Meditation for Mortals:  Four Weeks to Embrace our Limitations and Make Time for What Counts by Oliver Burkeman 2024

Among the many practices that are related to my reading, two of them relate to this book.  First, I NEVER read self-help books. Typically they are oversimplified, cliched approaches to  issues that are either trivial or far too complex to lend themselves to an easy formuala—-personal appearance, weight, efficiency, happiness, immortality, etc.

A second practice, is that I try to meditate for 15 minutes each day and try to read a book about meditation every month or two.  Again, I find that many of these books are simplistic and rote repitition of the same old “be awake, focus on your breath, etc.”, but I usually glean one or two nuggets from each of those books and can apply it to my practice.

Hence, when I saw this book on a shelf at the CPL, I thought it was about meditation.  Surprisingly, it not only failed to address meditation at all, and worse than that, it’s actually a self-help book promising in its very first sentence that “the world opens up once you realize you’re never going to sort your life out.”  Ironically, among the 28 days in Burkeman’s plan for ‘making time for what counts’, meditation isn’t even mentioned!

Nonetheless, this book does have several important points to make and it makes them well.  Burkeman, a journalist with three earlier books, points out that it is the drive for perfection that is largely responsible for today’s anxious and overwhelmed individuals. He urges us to embrace ‘imperfectionism” as a way of avoiding missing out on today’s joy while we’re busily emptying our inboxes, crossing items off our to-do lists, endlessly checking the latest headlines and stock market quotes (what Burkeman refers to as ‘doomscrolling’), and checking off the boxes on the latest blog promising success and happiness.

I read the book straight through eschewing the suggested ‘one chapter per day’ in favor of checking the ‘read this’ box and crossing this title off my ‘to do list’.  Did I learn something to take to my meditation practice?  To my surprise, the answer is yes.  Perhaps it was the message to make time, chill out, just relax, and take the world as it comes to you.  Spending lots of time planning for the future that is always a surprise is somewhat futile.  Regretting the past is useless.  Be present; be awake; be aware; enjoy the ride.  This is not a dress rehearsal.  These are all good, albeit common sense, recommendations, but bear repeating.

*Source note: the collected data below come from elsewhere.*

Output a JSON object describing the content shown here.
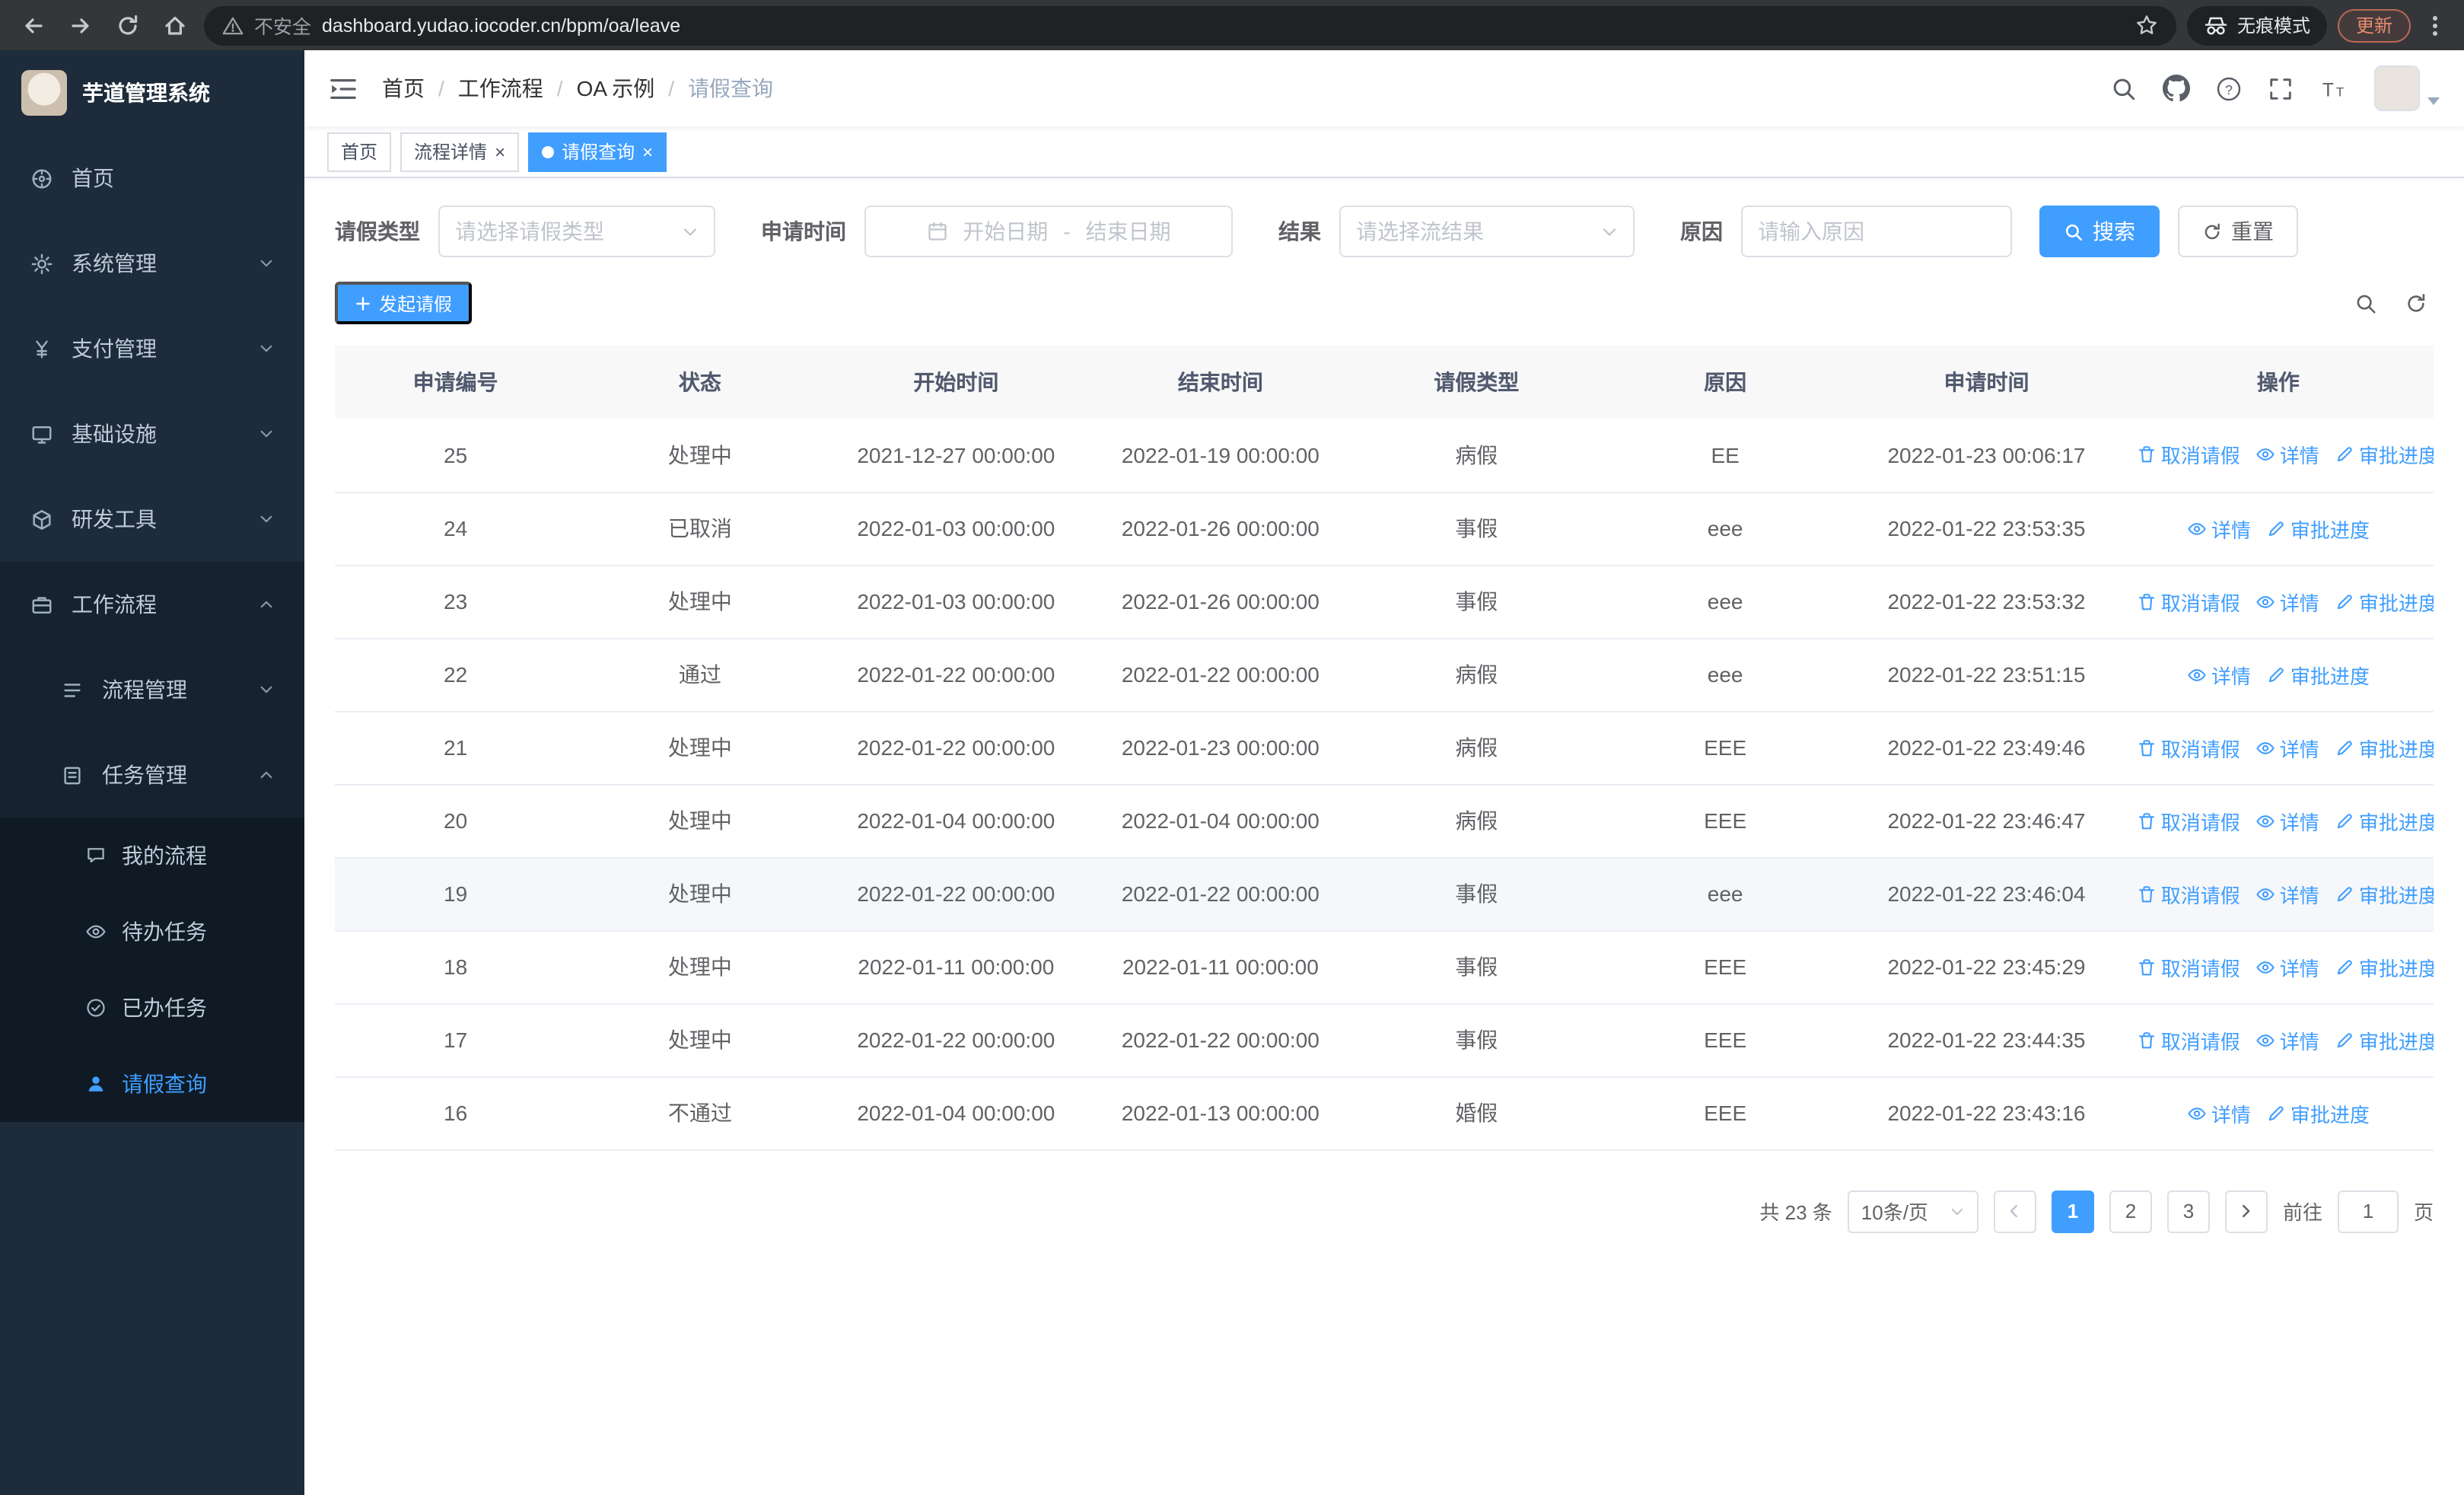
{
  "browser": {
    "security_label": "不安全",
    "url": "dashboard.yudao.iocoder.cn/bpm/oa/leave",
    "incognito_label": "无痕模式",
    "update_label": "更新"
  },
  "sidebar": {
    "logo_title": "芋道管理系统",
    "items": [
      {
        "label": "首页",
        "icon": "dashboard-icon"
      },
      {
        "label": "系统管理",
        "icon": "gear-icon"
      },
      {
        "label": "支付管理",
        "icon": "payment-icon"
      },
      {
        "label": "基础设施",
        "icon": "infrastructure-icon"
      },
      {
        "label": "研发工具",
        "icon": "devtools-icon"
      },
      {
        "label": "工作流程",
        "icon": "workflow-icon",
        "expanded": true
      },
      {
        "label": "流程管理",
        "icon": "process-icon"
      },
      {
        "label": "任务管理",
        "icon": "task-icon",
        "expanded": true
      },
      {
        "label": "我的流程",
        "icon": "my-process-icon"
      },
      {
        "label": "待办任务",
        "icon": "todo-icon"
      },
      {
        "label": "已办任务",
        "icon": "done-icon"
      },
      {
        "label": "请假查询",
        "icon": "leave-icon",
        "active": true
      }
    ]
  },
  "breadcrumb": {
    "items": [
      "首页",
      "工作流程",
      "OA 示例",
      "请假查询"
    ]
  },
  "tabs": [
    {
      "label": "首页",
      "closable": false,
      "active": false
    },
    {
      "label": "流程详情",
      "closable": true,
      "active": false
    },
    {
      "label": "请假查询",
      "closable": true,
      "active": true
    }
  ],
  "filters": {
    "leave_type_label": "请假类型",
    "leave_type_placeholder": "请选择请假类型",
    "apply_time_label": "申请时间",
    "start_date_placeholder": "开始日期",
    "range_separator": "-",
    "end_date_placeholder": "结束日期",
    "result_label": "结果",
    "result_placeholder": "请选择流结果",
    "reason_label": "原因",
    "reason_placeholder": "请输入原因",
    "search_label": "搜索",
    "reset_label": "重置"
  },
  "toolbar": {
    "create_label": "发起请假"
  },
  "table": {
    "columns": [
      "申请编号",
      "状态",
      "开始时间",
      "结束时间",
      "请假类型",
      "原因",
      "申请时间",
      "操作"
    ],
    "action_labels": {
      "cancel": "取消请假",
      "detail": "详情",
      "progress": "审批进度"
    },
    "rows": [
      {
        "id": "25",
        "status": "处理中",
        "start": "2021-12-27 00:00:00",
        "end": "2022-01-19 00:00:00",
        "type": "病假",
        "reason": "EE",
        "applied": "2022-01-23 00:06:17",
        "actions": [
          "cancel",
          "detail",
          "progress"
        ]
      },
      {
        "id": "24",
        "status": "已取消",
        "start": "2022-01-03 00:00:00",
        "end": "2022-01-26 00:00:00",
        "type": "事假",
        "reason": "eee",
        "applied": "2022-01-22 23:53:35",
        "actions": [
          "detail",
          "progress"
        ]
      },
      {
        "id": "23",
        "status": "处理中",
        "start": "2022-01-03 00:00:00",
        "end": "2022-01-26 00:00:00",
        "type": "事假",
        "reason": "eee",
        "applied": "2022-01-22 23:53:32",
        "actions": [
          "cancel",
          "detail",
          "progress"
        ]
      },
      {
        "id": "22",
        "status": "通过",
        "start": "2022-01-22 00:00:00",
        "end": "2022-01-22 00:00:00",
        "type": "病假",
        "reason": "eee",
        "applied": "2022-01-22 23:51:15",
        "actions": [
          "detail",
          "progress"
        ]
      },
      {
        "id": "21",
        "status": "处理中",
        "start": "2022-01-22 00:00:00",
        "end": "2022-01-23 00:00:00",
        "type": "病假",
        "reason": "EEE",
        "applied": "2022-01-22 23:49:46",
        "actions": [
          "cancel",
          "detail",
          "progress"
        ]
      },
      {
        "id": "20",
        "status": "处理中",
        "start": "2022-01-04 00:00:00",
        "end": "2022-01-04 00:00:00",
        "type": "病假",
        "reason": "EEE",
        "applied": "2022-01-22 23:46:47",
        "actions": [
          "cancel",
          "detail",
          "progress"
        ]
      },
      {
        "id": "19",
        "status": "处理中",
        "start": "2022-01-22 00:00:00",
        "end": "2022-01-22 00:00:00",
        "type": "事假",
        "reason": "eee",
        "applied": "2022-01-22 23:46:04",
        "actions": [
          "cancel",
          "detail",
          "progress"
        ],
        "highlight": true
      },
      {
        "id": "18",
        "status": "处理中",
        "start": "2022-01-11 00:00:00",
        "end": "2022-01-11 00:00:00",
        "type": "事假",
        "reason": "EEE",
        "applied": "2022-01-22 23:45:29",
        "actions": [
          "cancel",
          "detail",
          "progress"
        ]
      },
      {
        "id": "17",
        "status": "处理中",
        "start": "2022-01-22 00:00:00",
        "end": "2022-01-22 00:00:00",
        "type": "事假",
        "reason": "EEE",
        "applied": "2022-01-22 23:44:35",
        "actions": [
          "cancel",
          "detail",
          "progress"
        ]
      },
      {
        "id": "16",
        "status": "不通过",
        "start": "2022-01-04 00:00:00",
        "end": "2022-01-13 00:00:00",
        "type": "婚假",
        "reason": "EEE",
        "applied": "2022-01-22 23:43:16",
        "actions": [
          "detail",
          "progress"
        ]
      }
    ]
  },
  "pagination": {
    "total_label": "共 23 条",
    "page_size_label": "10条/页",
    "pages": [
      "1",
      "2",
      "3"
    ],
    "current_page": "1",
    "goto_label": "前往",
    "goto_value": "1",
    "unit_label": "页"
  }
}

One of the elements of this book that I enjoyed were the quotes at the beginning of each chapter.  Two favorites were William James’ observation that “The art of being wise is the art of knowing what to overlook” and Hannah Arendt’s that “….constantly bound by craving and fear to a future full of uncertainties, we strip each present moment of its calm, its intrinsic import, which we are unable to enjoy.  And so, the future destroys the present.”  And here’s a brilliant observation by Samuel Butler, the 19th C. British novelist who wrote “The Way of All Flesh”:  “Life is like playing a violin solo in public and learning the instrument as one goes on.”

Perhaps one wag said it best. Don’t sweat the small stuff. Everything is small stuff. I may have to re-evaluate my approach to self-help books.  This was a good one.